Voor ongeveer 2,5 miljoen werknemers is inmiddels een cao-afspraak gemaakt over een regeling voor vervroegd uittreden (RVU). Het aantal werknemers dat daadwerkelijk gebruikmaakt van zo’n RVU-afspraak, is verder toegenomen.
Sinds 2021 geldt een tijdelijke regeling die het voor werknemers makkelijker moet maken om eerder te stoppen met werken. Deze regeling houdt in dat een werkgever vertrekkende werknemers vanaf 36 maanden voor de AOW-leeftijd maximaal € 22.488 bruto per jaar (bedrag 2022) mag meegeven, zonder dat hij daarover de RVU-heffing van 52% aan de fiscus moet betalen. Over de toepassing van die RVU-drempelvrijstelling zijn afspraken te maken in de cao. In een update aan de Tweede Kamer heeft minister Schouten van Armoedebeleid, Participatie en Pensioenen laten weten hoe vaak dat voorkomt: eind 2021 was voor minstens 43% van alle werknemers die onder een cao vallen, een collectieve RVU-afspraak gemaakt. In totaal gaat het om ongeveer 2,5 miljoen werknemers.
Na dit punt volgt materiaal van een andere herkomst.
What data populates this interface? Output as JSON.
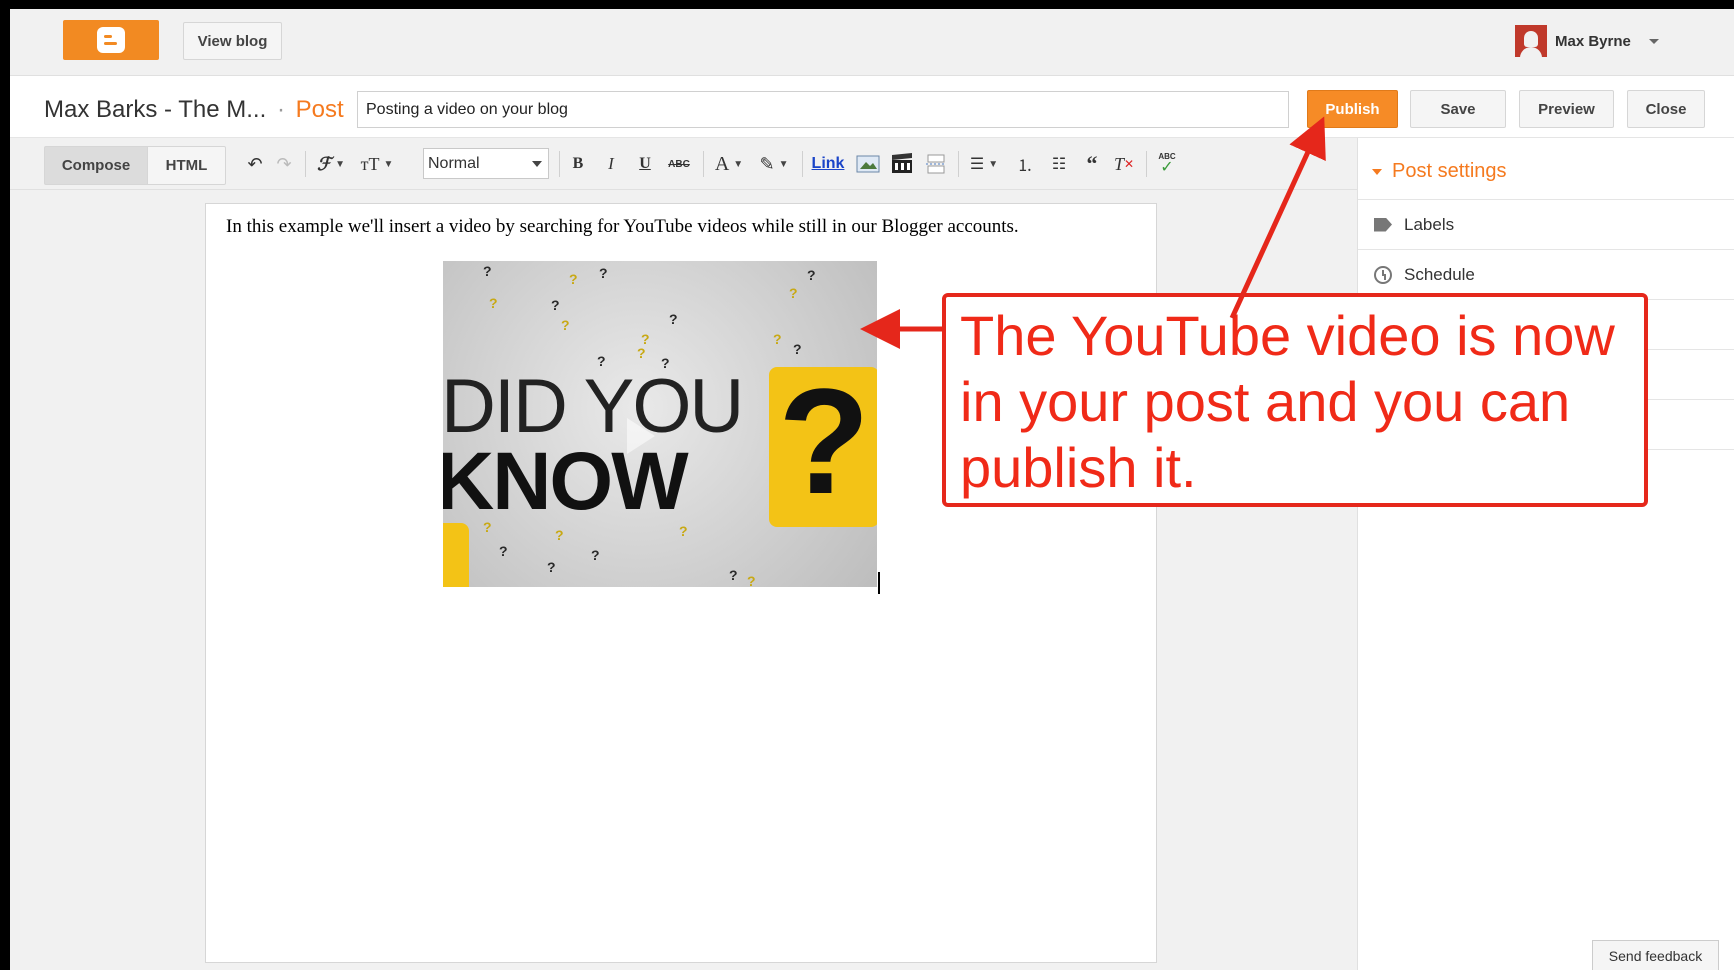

Het aantal afspraken is snel gestegen: in maart 2021 was er nog voor 27% van de cao-werknemers een RVU-afspraak gemaakt. Maar lang niet iedereen kan ook echt terugvallen op een RVU-afspraak. De meeste cao-partijen komen namelijk overeen dat alleen werknemers met zware functies en een bepaald aantal dienstjaren onder de regeling vallen. In de meeste cao’s wordt ook afgesproken dat de maximale RVU-uitkering per jaar gelijk is aan het fiscaal vrijgestelde bedrag (€ 22.488 in 2022 dus). Hoewel voor parttimers hetzelfde vrijgestelde bedrag geldt, spreken cao-partijen voor hen vaak af dat ze een bedrag naar rato van hun deeltijdfactor kunnen krijgen. Verder beperken veel cao-partijen de duur van de uitkering tot één of twee jaar (in plaats van drie jaar).
Doet een werkgever een uitbetaling voor een RVU, dan moet hij dit aangeven in de loonaangifte. Op basis van deze registraties heeft UWV geconstateerd dat in 2021 5.101 werknemers met RVU zijn gegaan. Eind april 2021 ging het nog om 1.703 werknemers. Hieronder vallen ook RVU’s (artikel) die werkgevers en werknemers buiten de cao om zijn overeengekomen.
Voor een deel van de werknemers is een RVU financieel niet haalbaar of aantrekkelijk. Werknemers zijn eerder geneigd om van een RVU-afspraak te profiteren als ze de financiële consequenties goed kunnen overzien en een goed pensioen hebben opgebouwd. Ook speelt mee dat werknemers nog niet bekend zijn met de regeling of de mogelijkheden. Daarnaast is de krapte op de arbeidsmarkt van invloed; werkgevers proberen werknemers zo lang mogelijk te behouden.